Zeitschrift Umělec 2005/2

01.02.2005

Anke Humpeneder-Graf | studie | en cs de

Die Pleite tut der Szene gut. Seit die Rezession auch in München angekommen ist, müssen junge Künstler nicht mehr nach Berlin, um sich bezahlbare Arbeitsbedingungen leisten zu können. Auch in Süddeutschland stehen inzwischen Räume leer, Ateliers werden billiger, und die Voraussetzungen für eine Kunstszene jenseits der institutionalisierten sind besser geworden. Neben den großen Museumshäusern und den etablierten Galerien entwickeln sich off- space Keimzellen einer nicht gesteuerten Subkultur, Netzwerke aus jungen Künstlern, die die strengen Grenzen zwischen den Disziplinen einzureißen beginnen und zu denen auch eine vitale Clubszene mit Musik- und Performancegruppen gehört.

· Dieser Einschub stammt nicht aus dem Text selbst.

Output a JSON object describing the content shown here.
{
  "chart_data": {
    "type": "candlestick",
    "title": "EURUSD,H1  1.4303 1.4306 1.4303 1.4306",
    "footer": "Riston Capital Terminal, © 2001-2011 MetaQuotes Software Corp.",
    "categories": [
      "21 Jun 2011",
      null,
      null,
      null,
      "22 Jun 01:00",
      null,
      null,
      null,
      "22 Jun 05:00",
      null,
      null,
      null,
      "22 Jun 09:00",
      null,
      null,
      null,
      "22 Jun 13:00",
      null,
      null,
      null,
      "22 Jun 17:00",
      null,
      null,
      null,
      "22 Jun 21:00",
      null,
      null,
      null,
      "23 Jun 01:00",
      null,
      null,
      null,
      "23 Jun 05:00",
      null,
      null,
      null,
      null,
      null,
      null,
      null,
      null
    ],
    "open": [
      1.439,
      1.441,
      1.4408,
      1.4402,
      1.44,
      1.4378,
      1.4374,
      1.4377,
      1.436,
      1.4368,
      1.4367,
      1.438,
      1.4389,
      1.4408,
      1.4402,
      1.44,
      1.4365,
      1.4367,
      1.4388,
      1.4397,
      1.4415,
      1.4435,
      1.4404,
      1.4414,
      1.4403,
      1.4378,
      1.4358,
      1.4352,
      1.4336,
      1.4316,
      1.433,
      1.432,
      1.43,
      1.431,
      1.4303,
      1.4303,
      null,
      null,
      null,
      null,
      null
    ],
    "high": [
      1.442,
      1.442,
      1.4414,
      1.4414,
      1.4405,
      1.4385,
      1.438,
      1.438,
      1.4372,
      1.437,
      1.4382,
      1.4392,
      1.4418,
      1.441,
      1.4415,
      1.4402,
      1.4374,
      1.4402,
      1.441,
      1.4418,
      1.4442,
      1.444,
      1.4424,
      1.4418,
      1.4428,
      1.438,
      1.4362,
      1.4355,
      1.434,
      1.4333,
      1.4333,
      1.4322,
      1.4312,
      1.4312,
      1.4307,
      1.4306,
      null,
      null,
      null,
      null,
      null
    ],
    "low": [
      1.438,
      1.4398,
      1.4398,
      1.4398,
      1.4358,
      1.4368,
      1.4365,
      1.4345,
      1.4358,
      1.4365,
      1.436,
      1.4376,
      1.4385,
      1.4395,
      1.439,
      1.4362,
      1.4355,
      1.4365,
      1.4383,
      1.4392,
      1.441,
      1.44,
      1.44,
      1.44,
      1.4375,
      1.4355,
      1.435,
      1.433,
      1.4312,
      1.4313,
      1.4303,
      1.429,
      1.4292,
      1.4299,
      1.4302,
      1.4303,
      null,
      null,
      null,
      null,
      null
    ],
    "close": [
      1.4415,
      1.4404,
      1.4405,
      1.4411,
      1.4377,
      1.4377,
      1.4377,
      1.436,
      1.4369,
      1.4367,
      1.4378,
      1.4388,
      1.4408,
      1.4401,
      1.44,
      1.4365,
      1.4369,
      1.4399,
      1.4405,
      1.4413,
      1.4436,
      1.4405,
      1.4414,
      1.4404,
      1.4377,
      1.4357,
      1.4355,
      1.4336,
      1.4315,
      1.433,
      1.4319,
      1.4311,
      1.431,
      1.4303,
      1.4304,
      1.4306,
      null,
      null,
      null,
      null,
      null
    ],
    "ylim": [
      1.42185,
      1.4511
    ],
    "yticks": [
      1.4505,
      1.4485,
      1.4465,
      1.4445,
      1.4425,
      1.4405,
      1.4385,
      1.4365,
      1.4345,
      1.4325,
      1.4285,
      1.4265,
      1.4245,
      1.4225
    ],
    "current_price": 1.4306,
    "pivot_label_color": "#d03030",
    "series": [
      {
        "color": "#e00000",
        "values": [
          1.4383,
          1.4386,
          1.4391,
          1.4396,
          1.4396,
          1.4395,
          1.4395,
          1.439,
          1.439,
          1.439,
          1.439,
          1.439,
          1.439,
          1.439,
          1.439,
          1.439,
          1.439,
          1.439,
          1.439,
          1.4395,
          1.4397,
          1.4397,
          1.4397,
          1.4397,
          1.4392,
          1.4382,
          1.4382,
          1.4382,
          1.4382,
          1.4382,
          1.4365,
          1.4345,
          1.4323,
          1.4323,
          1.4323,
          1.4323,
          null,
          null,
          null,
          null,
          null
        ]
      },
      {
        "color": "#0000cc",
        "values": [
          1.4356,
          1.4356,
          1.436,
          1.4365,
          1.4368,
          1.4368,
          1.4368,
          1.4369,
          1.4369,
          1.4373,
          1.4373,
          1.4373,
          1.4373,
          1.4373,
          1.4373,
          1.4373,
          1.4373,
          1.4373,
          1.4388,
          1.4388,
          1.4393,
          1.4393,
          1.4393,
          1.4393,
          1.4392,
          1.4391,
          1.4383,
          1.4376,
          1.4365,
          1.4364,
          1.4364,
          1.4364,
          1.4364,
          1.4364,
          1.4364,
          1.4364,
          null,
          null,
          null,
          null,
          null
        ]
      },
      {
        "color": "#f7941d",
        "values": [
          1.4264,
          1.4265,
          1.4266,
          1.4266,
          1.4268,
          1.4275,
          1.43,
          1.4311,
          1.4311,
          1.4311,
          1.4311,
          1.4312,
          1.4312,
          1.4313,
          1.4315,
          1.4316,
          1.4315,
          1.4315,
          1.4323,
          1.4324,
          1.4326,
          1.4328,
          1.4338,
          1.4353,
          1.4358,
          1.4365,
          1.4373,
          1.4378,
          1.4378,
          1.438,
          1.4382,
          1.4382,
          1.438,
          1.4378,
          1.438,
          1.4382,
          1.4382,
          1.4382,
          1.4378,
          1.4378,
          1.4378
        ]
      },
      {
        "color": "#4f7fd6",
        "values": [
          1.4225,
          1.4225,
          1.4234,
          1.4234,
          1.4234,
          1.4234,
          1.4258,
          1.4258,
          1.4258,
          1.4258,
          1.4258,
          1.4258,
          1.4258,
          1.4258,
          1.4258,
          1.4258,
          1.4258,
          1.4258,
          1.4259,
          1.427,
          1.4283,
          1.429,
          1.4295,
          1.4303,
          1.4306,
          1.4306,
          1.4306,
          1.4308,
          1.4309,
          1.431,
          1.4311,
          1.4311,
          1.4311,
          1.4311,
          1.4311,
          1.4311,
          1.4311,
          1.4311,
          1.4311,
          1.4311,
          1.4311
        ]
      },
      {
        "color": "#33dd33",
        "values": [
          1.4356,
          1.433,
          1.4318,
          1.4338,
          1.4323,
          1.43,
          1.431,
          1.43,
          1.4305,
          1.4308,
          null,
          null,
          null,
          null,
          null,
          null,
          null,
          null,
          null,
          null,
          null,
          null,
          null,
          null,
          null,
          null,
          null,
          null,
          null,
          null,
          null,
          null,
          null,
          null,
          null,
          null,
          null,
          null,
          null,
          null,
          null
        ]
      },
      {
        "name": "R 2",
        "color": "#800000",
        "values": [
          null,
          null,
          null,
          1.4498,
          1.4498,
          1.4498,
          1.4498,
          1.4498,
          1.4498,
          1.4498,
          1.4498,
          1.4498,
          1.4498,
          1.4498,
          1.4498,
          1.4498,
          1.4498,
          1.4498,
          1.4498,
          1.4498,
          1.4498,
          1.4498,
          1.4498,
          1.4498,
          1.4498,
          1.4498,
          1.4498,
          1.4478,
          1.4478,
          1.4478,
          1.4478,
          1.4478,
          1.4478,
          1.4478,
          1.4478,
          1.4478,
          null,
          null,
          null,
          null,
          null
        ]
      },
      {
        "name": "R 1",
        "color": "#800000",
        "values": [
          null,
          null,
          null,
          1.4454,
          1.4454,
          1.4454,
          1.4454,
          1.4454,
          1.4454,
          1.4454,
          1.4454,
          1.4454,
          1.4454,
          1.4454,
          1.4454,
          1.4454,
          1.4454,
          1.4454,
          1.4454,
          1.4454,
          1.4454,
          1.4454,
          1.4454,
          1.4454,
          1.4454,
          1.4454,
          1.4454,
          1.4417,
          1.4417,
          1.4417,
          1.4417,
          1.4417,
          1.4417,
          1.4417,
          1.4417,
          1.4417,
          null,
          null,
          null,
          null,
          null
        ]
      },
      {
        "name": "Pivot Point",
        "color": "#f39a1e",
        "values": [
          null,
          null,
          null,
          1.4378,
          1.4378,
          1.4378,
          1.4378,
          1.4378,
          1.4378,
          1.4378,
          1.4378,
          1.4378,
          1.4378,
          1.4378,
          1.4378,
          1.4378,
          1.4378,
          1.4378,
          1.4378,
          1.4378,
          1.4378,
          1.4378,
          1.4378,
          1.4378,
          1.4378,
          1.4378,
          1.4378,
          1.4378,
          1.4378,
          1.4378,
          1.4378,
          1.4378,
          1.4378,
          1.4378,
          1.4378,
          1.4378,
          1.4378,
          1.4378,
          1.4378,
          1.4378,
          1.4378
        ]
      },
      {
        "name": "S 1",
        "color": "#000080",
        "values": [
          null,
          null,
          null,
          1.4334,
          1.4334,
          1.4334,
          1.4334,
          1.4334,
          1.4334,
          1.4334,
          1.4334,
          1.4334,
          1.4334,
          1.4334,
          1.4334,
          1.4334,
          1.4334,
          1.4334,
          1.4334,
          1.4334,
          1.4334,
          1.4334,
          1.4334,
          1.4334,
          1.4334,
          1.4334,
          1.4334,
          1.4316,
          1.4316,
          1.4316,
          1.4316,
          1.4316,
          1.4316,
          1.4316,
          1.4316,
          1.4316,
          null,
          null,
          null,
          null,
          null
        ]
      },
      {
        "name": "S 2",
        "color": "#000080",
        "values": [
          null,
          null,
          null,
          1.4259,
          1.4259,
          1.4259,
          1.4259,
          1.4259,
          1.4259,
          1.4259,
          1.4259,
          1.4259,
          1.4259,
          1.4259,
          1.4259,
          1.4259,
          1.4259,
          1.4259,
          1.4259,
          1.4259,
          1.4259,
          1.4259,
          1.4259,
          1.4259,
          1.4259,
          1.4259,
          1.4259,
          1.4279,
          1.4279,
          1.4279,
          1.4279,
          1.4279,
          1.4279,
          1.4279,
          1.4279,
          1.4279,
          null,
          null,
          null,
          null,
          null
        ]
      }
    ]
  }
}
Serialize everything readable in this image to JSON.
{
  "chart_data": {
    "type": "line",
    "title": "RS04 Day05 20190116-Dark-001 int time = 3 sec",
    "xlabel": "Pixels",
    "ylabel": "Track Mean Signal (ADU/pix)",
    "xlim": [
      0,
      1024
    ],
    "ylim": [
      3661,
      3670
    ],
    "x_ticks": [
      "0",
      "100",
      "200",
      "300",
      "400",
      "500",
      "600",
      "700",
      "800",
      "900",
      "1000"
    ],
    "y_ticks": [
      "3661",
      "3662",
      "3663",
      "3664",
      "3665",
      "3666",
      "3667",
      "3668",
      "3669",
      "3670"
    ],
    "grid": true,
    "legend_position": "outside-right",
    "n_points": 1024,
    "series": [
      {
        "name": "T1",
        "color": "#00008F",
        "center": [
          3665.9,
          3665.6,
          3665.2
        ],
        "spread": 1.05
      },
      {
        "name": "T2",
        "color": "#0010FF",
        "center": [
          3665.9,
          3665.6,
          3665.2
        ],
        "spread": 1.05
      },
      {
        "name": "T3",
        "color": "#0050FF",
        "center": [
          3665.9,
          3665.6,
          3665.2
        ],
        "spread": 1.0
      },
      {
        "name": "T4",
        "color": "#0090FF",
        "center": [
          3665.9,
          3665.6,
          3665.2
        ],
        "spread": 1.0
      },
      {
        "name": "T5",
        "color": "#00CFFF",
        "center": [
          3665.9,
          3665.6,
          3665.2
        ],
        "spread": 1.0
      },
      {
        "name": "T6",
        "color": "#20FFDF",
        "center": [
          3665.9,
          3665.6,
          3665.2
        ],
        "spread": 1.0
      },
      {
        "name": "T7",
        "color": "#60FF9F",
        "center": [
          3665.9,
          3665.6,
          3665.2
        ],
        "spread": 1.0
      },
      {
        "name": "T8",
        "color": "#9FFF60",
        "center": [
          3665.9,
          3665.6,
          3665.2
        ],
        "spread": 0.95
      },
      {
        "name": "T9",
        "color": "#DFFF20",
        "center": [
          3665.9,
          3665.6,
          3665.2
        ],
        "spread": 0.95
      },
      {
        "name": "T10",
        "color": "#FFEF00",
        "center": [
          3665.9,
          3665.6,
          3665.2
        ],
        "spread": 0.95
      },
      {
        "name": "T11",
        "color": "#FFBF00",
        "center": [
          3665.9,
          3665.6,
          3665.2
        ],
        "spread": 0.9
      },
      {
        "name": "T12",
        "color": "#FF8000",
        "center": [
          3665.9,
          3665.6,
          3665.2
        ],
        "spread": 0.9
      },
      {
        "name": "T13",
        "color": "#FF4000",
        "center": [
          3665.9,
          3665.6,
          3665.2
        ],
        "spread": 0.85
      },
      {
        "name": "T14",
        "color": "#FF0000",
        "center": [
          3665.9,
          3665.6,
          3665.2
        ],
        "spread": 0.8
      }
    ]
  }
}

Keimzelle der Veränderung war die Münchener Akademie. Vermufft und selbstzufrieden wie die Stadt selbst, waren ihr seit den sechziger Jahren keine nennenswerten Strömungen mehr entwachsen. Unter dem Rektorat von Ben Willikens begann sie sich Anfang der 1990er Jahre für neue Ideen zu öffnen und einen internationalen Fokus zu entwickeln. Ein Generationswechsel in der Professorenschaft brachte Olaf Metzel, Günther Förg, Markus Oehlen und die Theoretiker Walter Grasskamp und Florian Matzner an die Akademie, die Ludwig-Maximilians-Universität (LMU) startete interdisziplinäre Vorlesungsreihen wie „iconic turn“, am Haus der Kunst begann Christoph Vitali, Ausstellungen mit jungen, lokalen Künstlern zu machen („Scharf im Schauen“, 1994), und immer mehr Galerien nahmen das Risiko auf sich, junge Künstler auszustellen, noch ehe sie bekannt waren.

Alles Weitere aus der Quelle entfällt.